In fact, his copy was so good it got him into prison, as he told many friends. Some of these anecdotes and stories I was reminded of by writers in various published accounts on his passing. They will pardon me for not crediting each of them for want of space here.
He was on assignment for Dawn in Quetta in the early 1970s when the chief minister Sardar Ataullah Mengal suggested that he accompany governor Mir Ghous Baksh Bizenjo on a visit to another town for a public rally.
The governor’s head of press information department was indisposed and the former was concerned that his address to supporters which carried an important message would not be disseminated.
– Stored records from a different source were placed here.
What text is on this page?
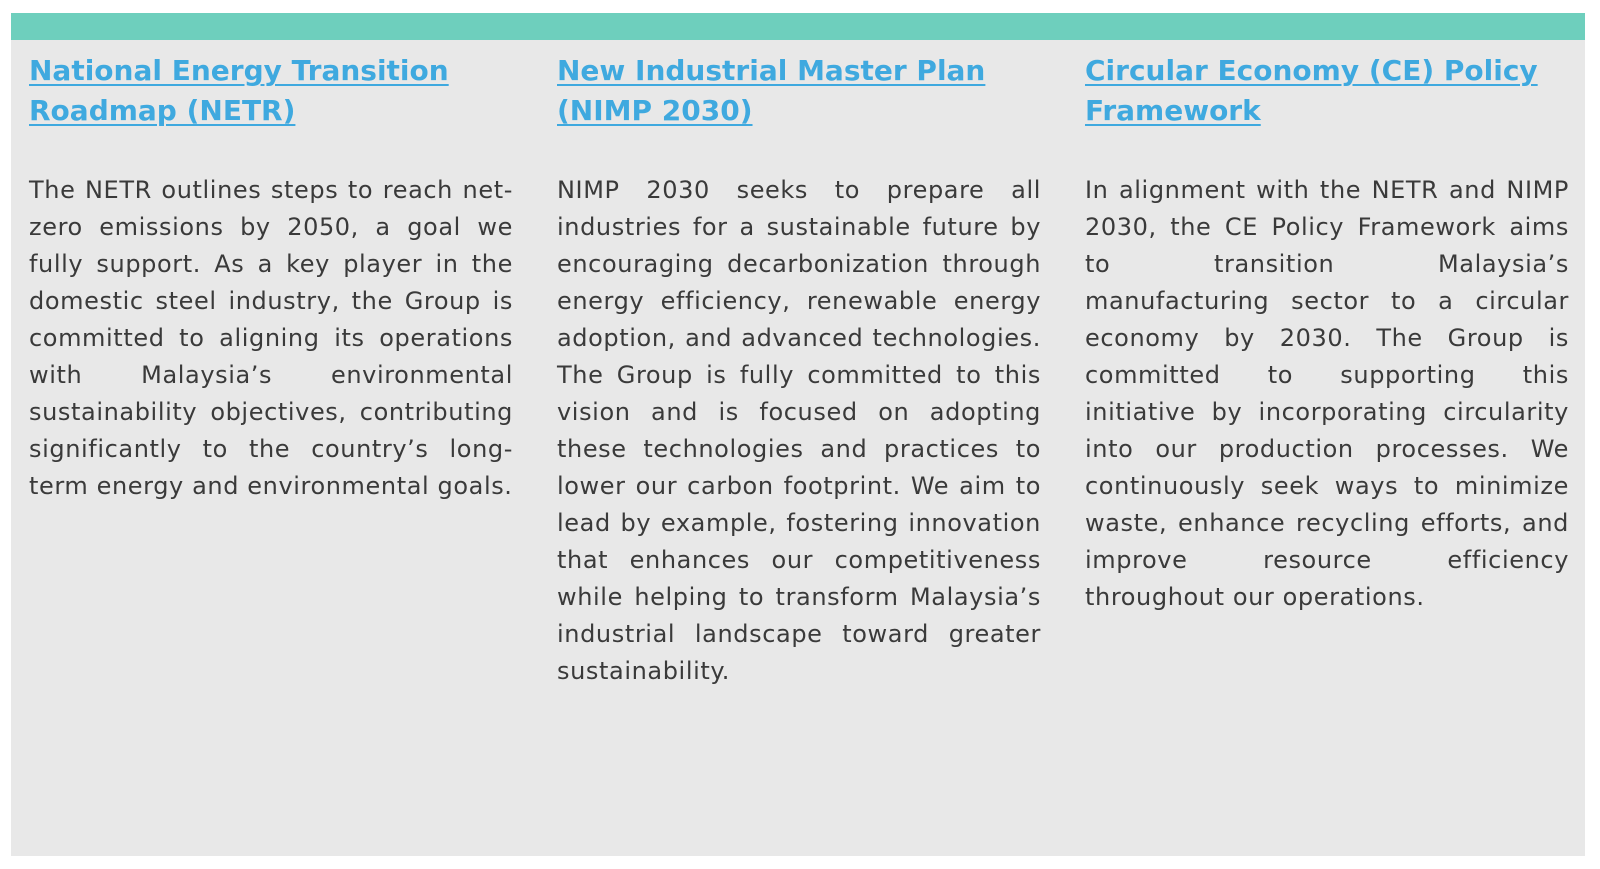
National Energy Transition Roadmap (NETR)
The NETR outlines steps to reach net-zero emissions by 2050, a goal we fully support. As a key player in the domestic steel industry, the Group is committed to aligning its operations with Malaysia’s environmental sustainability objectives, contributing significantly to the country’s long-term energy and environmental goals.
New Industrial Master Plan (NIMP 2030)
NIMP 2030 seeks to prepare all industries for a sustainable future by encouraging decarbonization through energy efficiency, renewable energy adoption, and advanced technologies. The Group is fully committed to this vision and is focused on adopting these technologies and practices to lower our carbon footprint. We aim to lead by example, fostering innovation that enhances our competitiveness while helping to transform Malaysia’s industrial landscape toward greater sustainability.
Circular Economy (CE) Policy Framework
In alignment with the NETR and NIMP 2030, the CE Policy Framework aims to transition Malaysia’s manufacturing sector to a circular economy by 2030. The Group is committed to supporting this initiative by incorporating circularity into our production processes. We continuously seek ways to minimize waste, enhance recycling efforts, and improve resource efficiency throughout our operations.
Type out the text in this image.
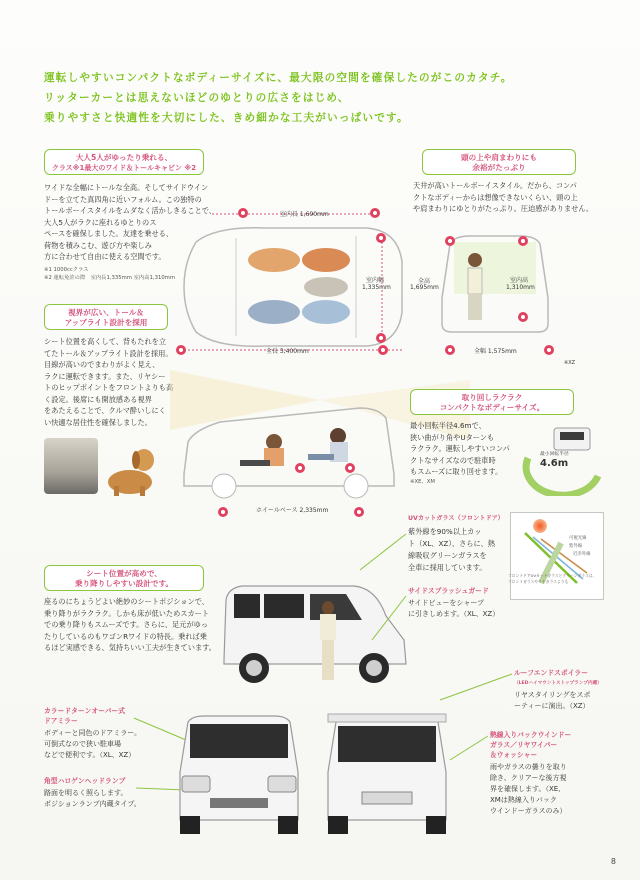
運転しやすいコンパクトなボディーサイズに、最大限の空間を確保したのがこのカタチ。
リッターカーとは思えないほどのゆとりの広さをはじめ、
乗りやすさと快適性を大切にした、きめ細かな工夫がいっぱいです。
大人5人がゆったり乗れる、
クラス※1最大のワイド＆トールキャビン ※2
ワイドな全幅にトールな全高。そしてサイドウイン
ドーを立てた真四角に近いフォルム。この独特の
トールボーイスタイルをムダなく活かしきることで、
大人5人がラクに座れるゆとりのス
ペースを確保しました。友達を乗せる、
荷物を積みこむ、遊び方や楽しみ
方に合わせて自由に使える空間です。
※1 1000ccクラス
※2 運転免許の際　室内長1,335mm 室内高1,310mm
頭の上や肩まわりにも
余裕がたっぷり
天井が高いトールボーイスタイル。だから、コンパ
クトなボディーからは想像できないくらい、頭の上
や肩まわりにゆとりがたっぷり。圧迫感がありません。
室内長 1,690mm
室内幅
1,335mm
全長 3,400mm
全高
1,695mm
室内高
1,310mm
全幅 1,575mm
※XZ
視界が広い、トール＆
アップライト設計を採用
シート位置を高くして、背もたれを立
てたトール＆アップライト設計を採用。
目線が高いのでまわりがよく見え、
ラクに運転できます。また、リヤシー
トのヒップポイントをフロントよりも高
く設定。後席にも開放感ある視界
をあたえることで、クルマ酔いしにく
い快適な居住性を確保しました。
ホイールベース 2,335mm
取り回しラクラク
コンパクトなボディーサイズ。
最小回転半径4.6mで、
狭い曲がり角やUターンも
ラクラク。運転しやすいコンパ
クトなサイズなので駐車時
もスムーズに取り回せます。
※XE、XM
最小回転半径
4.6m
UVカットガラス（フロントドア）
紫外線を90%以上カッ
ト（XL、XZ）、さらに、熱
線吸収グリーンガラスを
全車に採用しています。
可視光線
紫外線
近赤外線
フロントドアUVカットガラスとグリーンガラスは、
フロントガラスやリヤガラスよりも
サイドスプラッシュガード
サイドビューをシャープ
に引きしめます。（XL、XZ）
シート位置が高めで、
乗り降りしやすい設計です。
座るのにちょうどよい絶妙のシートポジションで、
乗り降りがラクラク。しかも床が低いためスカート
での乗り降りもスムーズです。さらに、足元がゆっ
たりしているのもワゴンRワイドの特長。乗れば乗
るほど実感できる、気持ちいい工夫が生きています。
カラードターンオーバー式
ドアミラー
ボディーと同色のドアミラー。
可倒式なので狭い駐車場
などで便利です。（XL、XZ）
角型ハロゲンヘッドランプ
路面を明るく照らします。
ポジションランプ内蔵タイプ。
ルーフエンドスポイラー
（LEDハイマウントストップランプ内蔵）
リヤスタイリングをスポ
ーティーに演出。（XZ）
熱線入りバックウインドー
ガラス／リヤワイパー
＆ウォッシャー
雨やガラスの曇りを取り
除き、クリアーな後方視
界を確保します。（XE、
XMは熱線入りバック
ウインドーガラスのみ）
8
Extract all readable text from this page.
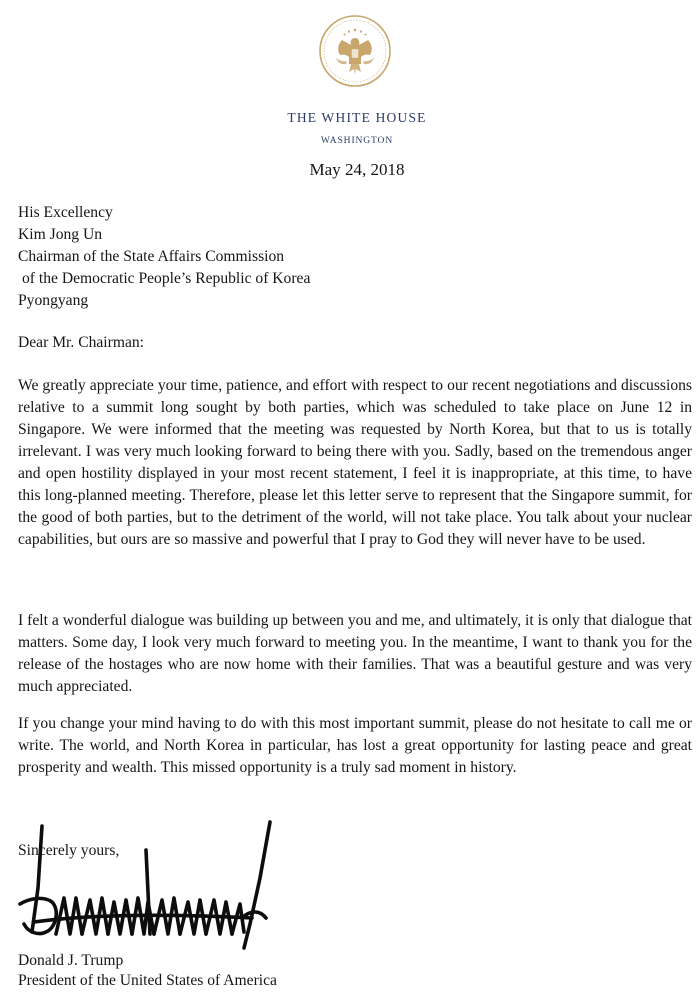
THE WHITE HOUSE
WASHINGTON
May 24, 2018
His Excellency
Kim Jong Un
Chairman of the State Affairs Commission
of the Democratic People’s Republic of Korea
Pyongyang
Dear Mr. Chairman:
We greatly appreciate your time, patience, and effort with respect to our recent negotiations and discussions relative to a summit long sought by both parties, which was scheduled to take place on June 12 in Singapore. We were informed that the meeting was requested by North Korea, but that to us is totally irrelevant. I was very much looking forward to being there with you. Sadly, based on the tremendous anger and open hostility displayed in your most recent statement, I feel it is inappropriate, at this time, to have this long-planned meeting. Therefore, please let this letter serve to represent that the Singapore summit, for the good of both parties, but to the detriment of the world, will not take place. You talk about your nuclear capabilities, but ours are so massive and powerful that I pray to God they will never have to be used.
I felt a wonderful dialogue was building up between you and me, and ultimately, it is only that dialogue that matters. Some day, I look very much forward to meeting you. In the meantime, I want to thank you for the release of the hostages who are now home with their families. That was a beautiful gesture and was very much appreciated.
If you change your mind having to do with this most important summit, please do not hesitate to call me or write. The world, and North Korea in particular, has lost a great opportunity for lasting peace and great prosperity and wealth. This missed opportunity is a truly sad moment in history.
Sincerely yours,
Donald J. Trump
President of the United States of America
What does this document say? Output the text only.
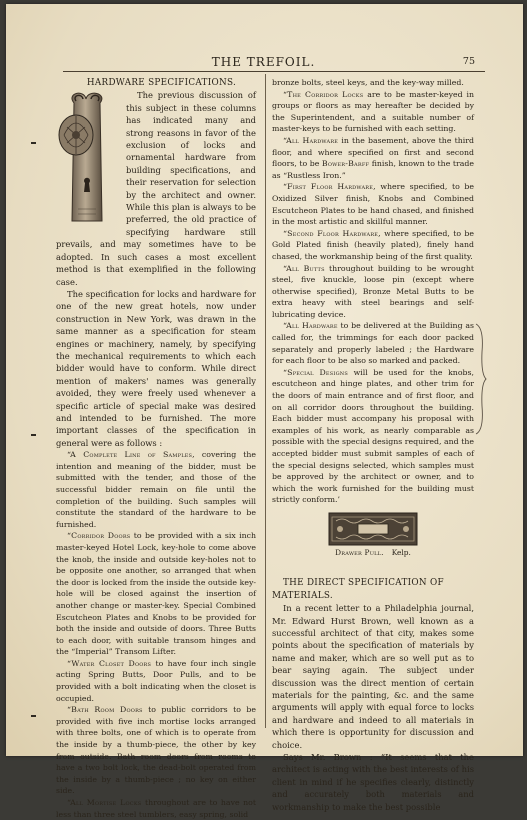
THE TREFOIL.	75

HARDWARE SPECIFICATIONS.

The previous discussion of this subject in these columns has indicated many and strong reasons in favor of the exclusion of locks and ornamental hardware from building specifications, and their reservation for selection by the architect and owner. While this plan is always to be preferred, the old practice of specifying hardware still prevails, and may sometimes have to be adopted. In such cases a most excellent method is that exemplified in the following case.

The specification for locks and hardware for one of the new great hotels, now under construction in New York, was drawn in the same manner as a specification for steam engines or machinery, namely, by specifying the mechanical requirements to which each bidder would have to conform. While direct mention of makers' names was generally avoided, they were freely used whenever a specific article of special make was desired and intended to be furnished. The more important classes of the specification in general were as follows :

“A Complete Line of Samples, covering the intention and meaning of the bidder, must be submitted with the tender, and those of the successful bidder remain on file until the completion of the building. Such samples will constitute the standard of the hardware to be furnished.

“Corridor Doors to be provided with a six inch master-keyed Hotel Lock, key-hole to come above the knob, the inside and outside key-holes not to be opposite one another, so arranged that when the door is locked from the inside the outside key-hole will be closed against the insertion of another change or master-key. Special Combined Escutcheon Plates and Knobs to be provided for both the inside and outside of doors. Three Butts to each door, with suitable transom hinges and the “Imperial” Transom Lifter.

“Water Closet Doors to have four inch single acting Spring Butts, Door Pulls, and to be provided with a bolt indicating when the closet is occupied.

“Bath Room Doors to public corridors to be provided with five inch mortise locks arranged with three bolts, one of which is to operate from the inside by a thumb-piece, the other by key from outside. Bath room doors from rooms to have a two bolt lock, the dead-bolt operated from the inside by a thumb-piece ; no key on either side.

“All Mortise Locks throughout are to have not less than three steel tumblers, easy spring, solid

bronze bolts, steel keys, and the key-way milled.

“The Corridor Locks are to be master-keyed in groups or floors as may hereafter be decided by the Superintendent, and a suitable number of master-keys to be furnished with each setting.

“All Hardware in the basement, above the third floor, and where specified on first and second floors, to be Bower-Barff finish, known to the trade as “Rustless Iron.”

“First Floor Hardware, where specified, to be Oxidized Silver finish, Knobs and Combined Escutcheon Plates to be hand chased, and finished in the most artistic and skillful manner.

“Second Floor Hardware, where specified, to be Gold Plated finish (heavily plated), finely hand chased, the workmanship being of the first quality.

“All Butts throughout building to be wrought steel, five knuckle, loose pin (except where otherwise specified), Bronze Metal Butts to be extra heavy with steel bearings and self-lubricating device.

“All Hardware to be delivered at the Building as called for, the trimmings for each door packed separately and properly labeled ; the Hardware for each floor to be also so marked and packed.

“Special Designs will be used for the knobs, escutcheon and hinge plates, and other trim for the doors of main entrance and of first floor, and on all corridor doors throughout the building. Each bidder must accompany his proposal with examples of his work, as nearly comparable as possible with the special designs required, and the accepted bidder must submit samples of each of the special designs selected, which samples must be approved by the architect or owner, and to which the work furnished for the building must strictly conform.’

Drawer Pull. Kelp.

THE DIRECT SPECIFICATION OF MATERIALS.

In a recent letter to a Philadelphia journal, Mr. Edward Hurst Brown, well known as a successful architect of that city, makes some points about the specification of materials by name and maker, which are so well put as to bear saying again. The subject under discussion was the direct mention of certain materials for the painting, &c. and the same arguments will apply with equal force to locks and hardware and indeed to all materials in which there is opportunity for discussion and choice.

Says Mr. Brown : “It seems that the architect is acting with the best interests of his client in mind if he specifies clearly, distinctly and accurately both materials and workmanship to make the best possible
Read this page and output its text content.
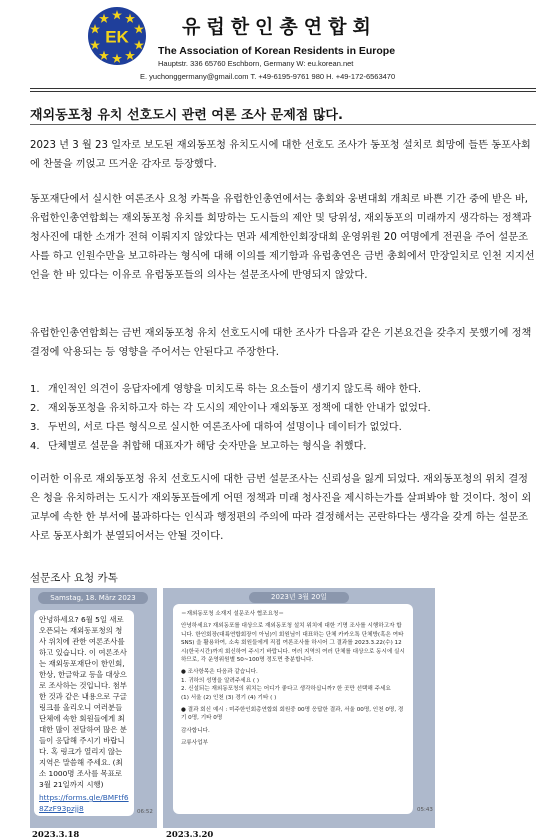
EK	유럽한인총연합회
The Association of Korean Residents in Europe
Hauptstr. 336 65760 Eschborn, Germany W: eu.korean.net
E. yuchonggermany@gmail.com T. +49-6195-9761 980 H. +49-172-6563470
재외동포청 유치 선호도시 관련 여론 조사 문제점 많다.

2023 년 3 월 23 일자로 보도된 재외동포청 유치도시에 대한 선호도 조사가 동포청 설치로 희망에 들뜬 동포사회에 찬물을 끼얹고 뜨거운 감자로 등장했다.

동포재단에서 실시한 여론조사 요청 카톡을 유럽한인총연에서는 총회와 웅변대회 개최로 바쁜 기간 중에 받은 바, 유럽한인총연합회는 재외동포청 유치를 희망하는 도시들의 제안 및 당위성, 재외동포의 미래까지 생각하는 정책과 청사진에 대한 소개가 전혀 이뤄지지 않았다는 면과 세계한인회장대회 운영위원 20 여명에게 전권을 주어 설문조사를 하고 인원수만을 보고하라는 형식에 대해 이의를 제기함과 유럽총연은 금번 총회에서 만장일치로 인천 지지선언을 한 바 있다는 이유로 유럽동포들의 의사는 설문조사에 반영되지 않았다.

유럽한인총연합회는 금번 재외동포청 유치 선호도시에 대한 조사가 다음과 같은 기본요건을 갖추지 못했기에 정책결정에 악용되는 등 영향을 주어서는 안된다고 주장한다.

1. 개인적인 의견이 응답자에게 영향을 미치도록 하는 요소들이 생기지 않도록 해야 한다.
2. 재외동포청을 유치하고자 하는 각 도시의 제안이나 재외동포 정책에 대한 안내가 없었다.
3. 두번의, 서로 다른 형식으로 실시한 여론조사에 대하여 설명이나 데이터가 없었다.
4. 단체별로 설문을 취합해 대표자가 해당 숫자만을 보고하는 형식을 취했다.

이러한 이유로 재외동포청 유치 선호도시에 대한 금번 설문조사는 신뢰성을 잃게 되었다. 재외동포청의 위치 결정은 청을 유치하려는 도시가 재외동포들에게 어떤 정책과 미래 청사진을 제시하는가를 살펴봐야 할 것이다. 청이 외교부에 속한 한 부서에 불과하다는 인식과 행정편의 주의에 따라 결정해서는 곤란하다는 생각을 갖게 하는 설문조사로 동포사회가 분열되어서는 안될 것이다.

설문조사 요청 카톡
Samstag, 18. März 2023
안녕하세요? 6월 5일 새로 오픈되는 재외동포청의 청사 위치에 관한 여론조사를 하고 있습니다. 이 여론조사는 재외동포재단이 한인회, 한상, 한글학교 등을 대상으로 조사하는 것입니다. 첨부한 것과 같은 내용으로 구글 링크를 올리오니 여러분들 단체에 속한 회원들에게 최대한 많이 전달하여 많은 분들이 응답해 주시기 바랍니다. 혹 링크가 열리지 않는 지역은 말씀해 주세요. (최소 1000명 조사를 목표로 3월 21일까지 시행)
https://forms.gle/BMFtf68ZzF93pzjj8	06:52
2023년 3월 20일
＝재외동포청 소재지 설문조사 협조요청＝
안녕하세요? 재외동포를 대상으로 재외동포청 설치 위치에 대한 기명 조사를 시행하고자 합니다. 한인회장(대륙연합회장이 아님)이 회원님이 대표하는 단체 카카오톡 단체방(혹은 여타 SNS) 을 활용하여, 소속 회원들에게 직접 여론조사를 하시어 그 결과를 2023.3.22(수) 12시(한국시간)까지 회신하여 주시기 바랍니다. 여러 지역의 여러 단체를 대상으로 동시에 실시하므로, 각 운영위원별 50~100명 정도면 충분합니다.
● 조사항목은 다음과 같습니다.
1. 귀하의 성명을 알려주세요 ( )
2. 신설되는 재외동포청의 위치는 어디가 좋다고 생각하십니까? 한 곳만 선택해 주세요
(1) 서울 (2) 인천 (3) 경기 (4) 기타 ( )
● 결과 회신 예시 : 미주한인회총연합회 회원중 00명 응답한 결과, 서울 00명, 인천 0명, 경기 0명, 기타 0명
감사합니다.
교류사업부
05:43
2023.3.18	2023.3.20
Siddiq offered to write up the story since he had time and knew Mir Bizenjo personally.
The next day the speech got wide coverage in the print media across the country and dozens of papers carried it promptly. On return to Quetta, the governor insisted he join him as his press person after resigning from Dawn, reportedly writing Siddiq’s resignation himself and sending it off to Dawn. Bizenjo was a revered elder so he could not say no.
Some four months later, the Balochistan government was dismissed, the governor (and his PRO among others) and the chief minister were imprisoned by the Z.A. Bhutto government.
Siddiq Baluch used to tell his friends that he spent four years in prison for a four-month stint as the governor’s PR person. Despite this, his conversations about that period were always filled with laughter and funny incidents rather than bitterness.
A founding member of the BSO, he was active in journalism as he was in representative organisations such as the Pakistan Federal Union of Journalists and remained an important influence in Karachi Press Club affairs. Rights of the journalists and their unity were issues close to his heart.
During the days we worked together in Dawn, whether it was the execution of an activist sentenced to death by a military court or the imprisonment of someone for their political beliefs or the release of a long-incarcerated prisoner of conscience, he was on top of the story.
Having been born in Lyari and grown up there, having led the life of a political activist, he had immense empathy with those whose human rights were violated or under threat and you could not persuade him to look away when such issues arose.
I remember his incredible reporting when Shahnawaz Bhutto’s mortal remains were brought to Pakistan after his death in mysterious circumstances in France. He rushed to Larkana to augment Dawn’s excellent coverage by M.B. Kalhoro.
Siddiq Baluch later moved to Quetta for a professionally very productive period that saw him bringing out an English newspaper, followed by an Urdu stablemate, writing two books on Balochistan and embarking on a third encompassing his monumental journalistic journey of more than half a century.
I’d say all his accomplishments tell the story of a determined, professional who was a fine, decent human being and loyal friend as well. But his foremost achievement must remain the inspiration he provided to a generation of Baloch journalists many of whom he personally mentored.
His sons appear determined to carry forward his legacy and I wish them luck. I am sure they will not want for mentors and counsel for so many of us in journalism owe Siddiq Baluch a huge debt. His smiling face is forever embedded in my memory.
He engendered such love and affection that he was variously addressed (possibly depending on the generation) as ‘Mama’, ‘Lala’ and ‘Waja’. Fond farewell, my dear friend.
The writer is a former editor of Dawn.